Sharp fall in minimum pension scheme claims
The number of workers who rely on the French minimum pension scheme has declined sharply in recent decades. The drop has been put down to the improved coverage of the regular pension system and higher labour market participation rates among women. Female pensioners are still in the majority among beneficiaries of the minimum pension scheme, but it’s thought this trend is likely to reverse. Short contribution periods are the main reason for reliance on minimum pension benefits.
The French minimum pension scheme supports people on low incomes. It helps them reach the legally guaranteed minimum income.
People over the age of 65 are eligible to apply for the scheme, or at 60 for a disability or invalidity pension. To be eligible, a single person must not have an income above €787.26 per month; or €1,222.27 for couples. Since new rules were introduced in April 2013, social housing or family benefits are excluded from the calculation of income.
The previous scheme, launched in 1956, was simplified in 2006 and merged into one common programme known as the solidarity allowance for the elderly (ASPA).
A recent report from the Ministry of Health and Social Protection’s Office for Statistics (DARES) has analysed the personal characteristics and professional biographies of beneficiaries of the minimum pension scheme.
Sharp decline in beneficiaries
Between 1968 and 2004, the proportion of pensioners receiving minimum pension benefits has sharply declined from 27% to 4% – down from 2.4 million to 611,000 beneficiaries. Since then, the number of recipients has further declined, reaching 575,000 at the end of 2008. It has remained roughly stable since then.
The authors of the study say the drop is due to the improved provision of general pension schemes and stronger employment histories among the French workforce. Women, in particular, have, on average, worked more frequently and longer. This means they have earned more and contributed more substantially to the pension system. Nevertheless, there are slightly more women claiming the benefit (56%) than men.
The gender gap, however, changes over time. Women are generally overrepresented in the older age groups (Figure 1). The number of women claimants is strongly concentrated in the group aged 85 and over (26%).
The distribution among men, on the other hand, shows a higher proportion of male retirees on minimum pensions among the younger age groups. This phenomenon might be explained by higher life expectancy, and by increased labour market participation rates of women in more recent generations, but also by the inclusion of parental leave in calculating pension benefits.
Figure 1: Distribution of recipients of the minimum pension by age group, 2008
Source: Dares (2013)
Shorter contribution periods
The report shows 20% of minimum pension beneficiaries are not eligible for their own regular pensions – 10% of men and 27% of women. Of those on the minimum pension, 8% are women who have inherited pension benefits from their deceased spouse and 12% are in receipt of other old age benefits below the legal threshold.

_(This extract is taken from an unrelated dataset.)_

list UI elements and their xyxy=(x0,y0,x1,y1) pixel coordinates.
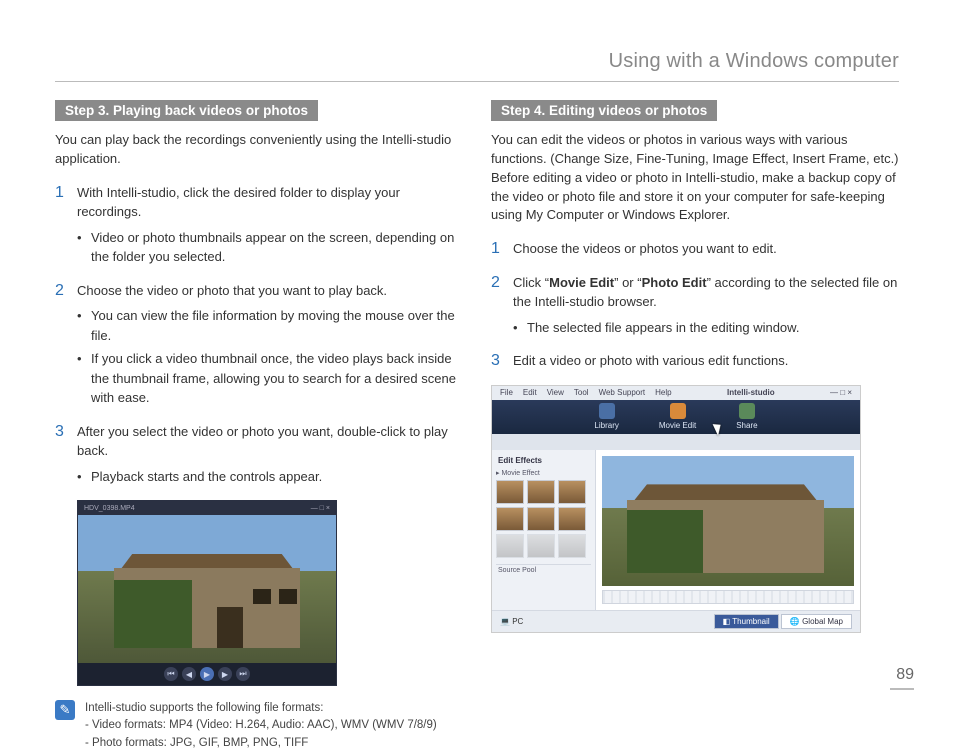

The mean amount of revenue for recipients is 31% of the income of regular retirees. Minimum pension claimants receive €487 per month, compared with the general level of €1,713 per month (Figure 2). The gap is more pronounced for men than for women; the mean income of men on the minimum pension is 28% of the income of regular pensioners, compared to 36% for women.
There are a number of factors which explain the lower amounts received. Most notably, recipients of the minimum pension have contributed to the pension scheme for a reduced period in comparison to those who are below the threshold – 23.75 years on average for minimum pension claimants, compared with 36.75 years among the general population.
One of the most common reasons for a shorter working life appears to be early retirement because of disability or invalidity. Figures show 61% of minimum pension beneficiaries have retired early for these reasons, 3.4 times more than regular pensioners (18%).
The authors of the study report that the proportion of foreign-born people is higher in the sample of benefit recipients, and their average contribution is lower. The reason for the lower contributions might be that these people have spent parts of their working life abroad and might not benefit from contributions paid at these times.
Figure 2: Mean income of beneficiaries of minimum pensions and of regular retirees, 2008 (€/month)
Source: Dares (2013)
The data show that more than 71% of recipients live alone. The proportion drops to 43% when looking at older people receiving regular pensions. Again, the majority of single households in receipt of minimum pensions are women. For the average recipient, the state benefits are an important source of income and represent 43% of overall income.
Barthélémy, N. (2013), Recipients of minimum pensions: past career and pension level, DARES, study no. 857.